La precisión al esquivar baches y tomar las curvas era mi orgullo. Mi aeronave volaba suave y silenciosa, mis pasajeros no advertían lo cerrado de las maniobras por ir entretenidos en amena charla o en siestas despreocupadas. Mi concentración al manejar ya era costumbre entre el pasaje. La tripulación, ubicada en el asiento del copiloto, era la encargada de disculpar ante los nuevos viajeros mi indiferencia profesional.
Su delicada labor incluía el estar atenta al radar y emitir la advertencia de: ¡Aguas! ante cualquier situación de peligro, real o imaginario. Aunque muy útil, en ocasiones, el sistema era muy sensible a cualquier niño, viejito o perro que intentase cruzar la calle a tres cuadras de distancia. Confieso que era un tanto molesto, pero en cuanto a seguridad aeronáutica, no se debe dudar al exagerar la cautela.
Lluvias torrenciales, granizos, neblinas o vientos, nunca fueron impedimento para remontar el vuelo. Mientras otras naves decidían esperar por condiciones más favorables, mi seguridad al mando, sin contar con mi orgullo, me impedía desistir. Tanto la tripulación como los pasajeros no disimulaban expresiones de espanto. Ante ninguna de ellas me arredré jamás.
Los vuelos con escalas no eran mis favoritos, pero la atención que me caracteriza, me aconsejaba aprovechar para repostar los niveles de la nave mientras mis pasajeros bajaban al baño, y a su vez, reabastecerse de refrescos y viandas chilosas.

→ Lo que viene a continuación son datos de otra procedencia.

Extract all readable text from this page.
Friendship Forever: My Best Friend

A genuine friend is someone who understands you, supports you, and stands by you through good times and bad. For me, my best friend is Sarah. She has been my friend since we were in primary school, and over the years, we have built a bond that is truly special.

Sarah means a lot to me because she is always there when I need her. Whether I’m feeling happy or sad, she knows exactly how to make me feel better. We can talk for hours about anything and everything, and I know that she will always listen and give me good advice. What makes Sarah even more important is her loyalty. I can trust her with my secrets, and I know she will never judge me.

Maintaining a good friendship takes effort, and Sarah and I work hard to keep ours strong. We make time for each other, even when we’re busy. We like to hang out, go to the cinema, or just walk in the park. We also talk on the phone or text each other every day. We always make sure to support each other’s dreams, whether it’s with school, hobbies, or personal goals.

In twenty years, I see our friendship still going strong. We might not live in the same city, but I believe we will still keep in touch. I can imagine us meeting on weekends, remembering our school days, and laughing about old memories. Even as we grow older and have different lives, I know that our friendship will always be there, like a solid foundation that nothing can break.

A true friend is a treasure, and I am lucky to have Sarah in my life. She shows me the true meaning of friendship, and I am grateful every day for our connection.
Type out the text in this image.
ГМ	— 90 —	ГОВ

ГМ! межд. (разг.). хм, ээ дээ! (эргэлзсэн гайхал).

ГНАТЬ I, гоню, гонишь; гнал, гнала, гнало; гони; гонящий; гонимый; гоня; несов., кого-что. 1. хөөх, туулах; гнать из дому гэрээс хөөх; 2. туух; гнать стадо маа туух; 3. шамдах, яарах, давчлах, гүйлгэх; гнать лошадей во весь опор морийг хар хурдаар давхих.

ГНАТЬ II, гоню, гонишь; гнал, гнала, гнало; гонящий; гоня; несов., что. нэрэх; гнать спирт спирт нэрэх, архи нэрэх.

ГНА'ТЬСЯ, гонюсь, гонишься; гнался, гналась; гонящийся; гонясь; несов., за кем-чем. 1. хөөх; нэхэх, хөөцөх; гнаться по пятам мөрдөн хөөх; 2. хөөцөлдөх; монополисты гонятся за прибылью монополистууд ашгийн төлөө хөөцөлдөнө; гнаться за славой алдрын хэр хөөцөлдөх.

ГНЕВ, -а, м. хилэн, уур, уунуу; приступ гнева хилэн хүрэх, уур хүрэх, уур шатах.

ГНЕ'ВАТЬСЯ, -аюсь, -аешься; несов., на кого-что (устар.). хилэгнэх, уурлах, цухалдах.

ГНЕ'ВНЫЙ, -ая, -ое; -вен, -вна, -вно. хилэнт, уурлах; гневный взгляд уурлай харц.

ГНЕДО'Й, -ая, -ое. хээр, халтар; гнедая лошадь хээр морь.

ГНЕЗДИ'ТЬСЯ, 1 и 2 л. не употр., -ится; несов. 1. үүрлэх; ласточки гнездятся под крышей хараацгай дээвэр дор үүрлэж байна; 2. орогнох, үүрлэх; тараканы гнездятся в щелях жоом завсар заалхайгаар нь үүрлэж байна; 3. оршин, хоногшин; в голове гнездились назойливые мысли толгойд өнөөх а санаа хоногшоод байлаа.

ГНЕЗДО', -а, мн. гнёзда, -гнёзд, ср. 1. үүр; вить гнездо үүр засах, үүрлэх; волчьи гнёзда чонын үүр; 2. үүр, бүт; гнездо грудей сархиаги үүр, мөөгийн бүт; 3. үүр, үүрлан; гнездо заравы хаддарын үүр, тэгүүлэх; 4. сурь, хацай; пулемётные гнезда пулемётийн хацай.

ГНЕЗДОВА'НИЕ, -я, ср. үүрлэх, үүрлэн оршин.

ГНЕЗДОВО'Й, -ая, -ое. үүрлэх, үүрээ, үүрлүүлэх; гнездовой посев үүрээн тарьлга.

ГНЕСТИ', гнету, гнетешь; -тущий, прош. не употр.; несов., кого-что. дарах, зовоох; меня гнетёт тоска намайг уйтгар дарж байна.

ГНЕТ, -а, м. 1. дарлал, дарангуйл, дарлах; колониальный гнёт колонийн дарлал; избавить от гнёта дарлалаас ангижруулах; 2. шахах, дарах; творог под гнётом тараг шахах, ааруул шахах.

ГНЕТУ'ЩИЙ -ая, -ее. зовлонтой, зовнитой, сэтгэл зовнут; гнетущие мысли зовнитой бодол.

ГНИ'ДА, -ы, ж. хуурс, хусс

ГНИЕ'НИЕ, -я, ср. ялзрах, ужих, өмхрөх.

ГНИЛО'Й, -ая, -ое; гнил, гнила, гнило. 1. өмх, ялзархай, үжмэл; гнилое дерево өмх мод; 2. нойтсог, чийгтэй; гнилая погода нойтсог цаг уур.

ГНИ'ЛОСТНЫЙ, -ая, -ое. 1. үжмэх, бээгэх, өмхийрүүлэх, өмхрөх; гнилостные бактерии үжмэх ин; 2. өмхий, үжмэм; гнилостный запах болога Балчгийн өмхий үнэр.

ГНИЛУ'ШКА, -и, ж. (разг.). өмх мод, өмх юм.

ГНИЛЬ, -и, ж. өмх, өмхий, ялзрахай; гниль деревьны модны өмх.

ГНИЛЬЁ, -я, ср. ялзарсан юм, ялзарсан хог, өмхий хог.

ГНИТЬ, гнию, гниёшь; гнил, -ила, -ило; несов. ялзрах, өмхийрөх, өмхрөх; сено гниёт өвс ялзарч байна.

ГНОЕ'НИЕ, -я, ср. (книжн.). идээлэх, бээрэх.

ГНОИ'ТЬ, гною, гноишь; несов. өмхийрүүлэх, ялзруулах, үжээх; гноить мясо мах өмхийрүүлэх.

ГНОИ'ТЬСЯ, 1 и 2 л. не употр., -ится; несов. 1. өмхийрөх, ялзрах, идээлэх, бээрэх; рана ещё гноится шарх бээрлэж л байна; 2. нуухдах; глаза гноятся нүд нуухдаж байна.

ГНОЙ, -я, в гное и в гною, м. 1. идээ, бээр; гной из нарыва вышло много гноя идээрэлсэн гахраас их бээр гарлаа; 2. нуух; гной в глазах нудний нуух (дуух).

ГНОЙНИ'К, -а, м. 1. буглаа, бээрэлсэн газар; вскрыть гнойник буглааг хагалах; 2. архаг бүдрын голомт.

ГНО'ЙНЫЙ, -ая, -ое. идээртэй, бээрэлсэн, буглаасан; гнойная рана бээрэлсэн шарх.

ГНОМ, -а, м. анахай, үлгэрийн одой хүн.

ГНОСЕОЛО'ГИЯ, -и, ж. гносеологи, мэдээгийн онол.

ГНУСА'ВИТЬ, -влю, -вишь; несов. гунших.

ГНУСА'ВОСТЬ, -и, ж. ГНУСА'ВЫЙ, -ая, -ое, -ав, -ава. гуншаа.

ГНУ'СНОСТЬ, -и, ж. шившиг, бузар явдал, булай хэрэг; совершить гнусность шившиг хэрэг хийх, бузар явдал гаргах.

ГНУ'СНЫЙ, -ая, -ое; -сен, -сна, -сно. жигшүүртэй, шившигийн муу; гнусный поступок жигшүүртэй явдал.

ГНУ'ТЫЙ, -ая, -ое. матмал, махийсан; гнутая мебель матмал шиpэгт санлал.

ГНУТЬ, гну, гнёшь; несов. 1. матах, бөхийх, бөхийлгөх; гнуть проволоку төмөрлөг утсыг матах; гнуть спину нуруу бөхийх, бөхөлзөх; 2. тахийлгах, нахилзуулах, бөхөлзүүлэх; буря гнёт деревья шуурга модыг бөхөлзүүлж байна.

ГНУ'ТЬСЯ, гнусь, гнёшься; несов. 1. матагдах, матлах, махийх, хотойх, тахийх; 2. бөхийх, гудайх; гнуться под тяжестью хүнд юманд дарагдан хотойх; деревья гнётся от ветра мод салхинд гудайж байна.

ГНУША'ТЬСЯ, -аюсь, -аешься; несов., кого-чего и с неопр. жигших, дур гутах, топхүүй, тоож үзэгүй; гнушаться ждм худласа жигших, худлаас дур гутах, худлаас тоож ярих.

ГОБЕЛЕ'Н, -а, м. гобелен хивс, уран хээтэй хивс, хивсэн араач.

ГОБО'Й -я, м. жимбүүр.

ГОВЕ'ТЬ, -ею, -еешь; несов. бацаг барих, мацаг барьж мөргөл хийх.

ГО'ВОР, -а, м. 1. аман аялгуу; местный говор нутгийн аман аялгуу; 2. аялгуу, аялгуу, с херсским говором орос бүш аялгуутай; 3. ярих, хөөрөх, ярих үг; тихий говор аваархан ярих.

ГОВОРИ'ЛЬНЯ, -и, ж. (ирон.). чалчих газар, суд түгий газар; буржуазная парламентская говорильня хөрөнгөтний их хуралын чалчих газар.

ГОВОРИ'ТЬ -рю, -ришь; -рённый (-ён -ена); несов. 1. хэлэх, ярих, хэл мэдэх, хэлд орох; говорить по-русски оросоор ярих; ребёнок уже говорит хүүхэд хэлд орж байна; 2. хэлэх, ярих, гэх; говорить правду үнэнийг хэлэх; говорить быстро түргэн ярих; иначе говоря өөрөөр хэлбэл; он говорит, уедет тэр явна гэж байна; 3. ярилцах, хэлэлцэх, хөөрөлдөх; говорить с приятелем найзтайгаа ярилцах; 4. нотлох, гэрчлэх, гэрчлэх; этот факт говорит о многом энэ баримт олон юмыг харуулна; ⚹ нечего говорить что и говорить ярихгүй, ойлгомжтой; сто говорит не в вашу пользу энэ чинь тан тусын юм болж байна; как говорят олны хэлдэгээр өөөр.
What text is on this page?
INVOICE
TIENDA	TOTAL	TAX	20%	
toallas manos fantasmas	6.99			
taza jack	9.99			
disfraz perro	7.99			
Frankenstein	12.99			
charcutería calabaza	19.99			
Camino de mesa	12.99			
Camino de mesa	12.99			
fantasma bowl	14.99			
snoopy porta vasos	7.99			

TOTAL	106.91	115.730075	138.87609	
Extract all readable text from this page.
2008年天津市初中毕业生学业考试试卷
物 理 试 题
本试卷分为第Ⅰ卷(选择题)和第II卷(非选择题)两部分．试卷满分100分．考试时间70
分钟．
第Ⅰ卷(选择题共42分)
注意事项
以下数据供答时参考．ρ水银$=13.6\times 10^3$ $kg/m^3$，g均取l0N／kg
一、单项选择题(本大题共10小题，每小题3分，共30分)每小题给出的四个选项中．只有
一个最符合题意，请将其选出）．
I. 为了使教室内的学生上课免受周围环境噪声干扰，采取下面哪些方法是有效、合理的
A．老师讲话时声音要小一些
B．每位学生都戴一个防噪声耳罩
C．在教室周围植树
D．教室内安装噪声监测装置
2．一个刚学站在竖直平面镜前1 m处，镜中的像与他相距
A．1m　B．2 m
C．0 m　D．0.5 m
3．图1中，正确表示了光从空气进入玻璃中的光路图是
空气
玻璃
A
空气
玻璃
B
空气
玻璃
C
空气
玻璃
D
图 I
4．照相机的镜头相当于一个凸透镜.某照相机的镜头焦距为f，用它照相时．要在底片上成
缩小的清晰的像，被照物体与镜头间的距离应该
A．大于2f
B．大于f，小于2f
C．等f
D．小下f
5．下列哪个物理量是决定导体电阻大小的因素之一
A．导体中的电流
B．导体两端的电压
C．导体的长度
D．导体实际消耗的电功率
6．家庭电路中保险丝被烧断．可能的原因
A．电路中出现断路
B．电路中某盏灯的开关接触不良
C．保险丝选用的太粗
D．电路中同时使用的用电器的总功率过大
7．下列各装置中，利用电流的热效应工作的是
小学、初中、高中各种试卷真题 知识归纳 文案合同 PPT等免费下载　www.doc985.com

Los nuevos sistemas de geo localización han venido a completar mi fantasía. No dudé ni por un momento en invertir en la compra de uno de los primeros que salió al mercado. Aunque no tan exacto como los actuales, era el instrumento ideal para la navegación. Tan inexacto era, que en alguna ocasión, el aparato me llevó por una ruta equivocada. Al llegar a un panteón me indicó: “Ha llegado a su destino”. Y antes de que anunciara: “Recalculando”, mi copiloto despampanante ya había ordenado: “Tira esa porquería”.
Víctima de sus burlas y depositario de las especulaciones emitidas al respecto de mi salud mental, pondré fin a este relato. Sepan que la ilusión de pilotar un avión no está en mis planes; le tengo pavor a las alturas. Pero en mis delirios de piloto, que no son diarios ni constantes, convertir al auto en una poderosa nave, ha hecho de algunos de mis aburridos viajes, una experiencia mucho más divertida.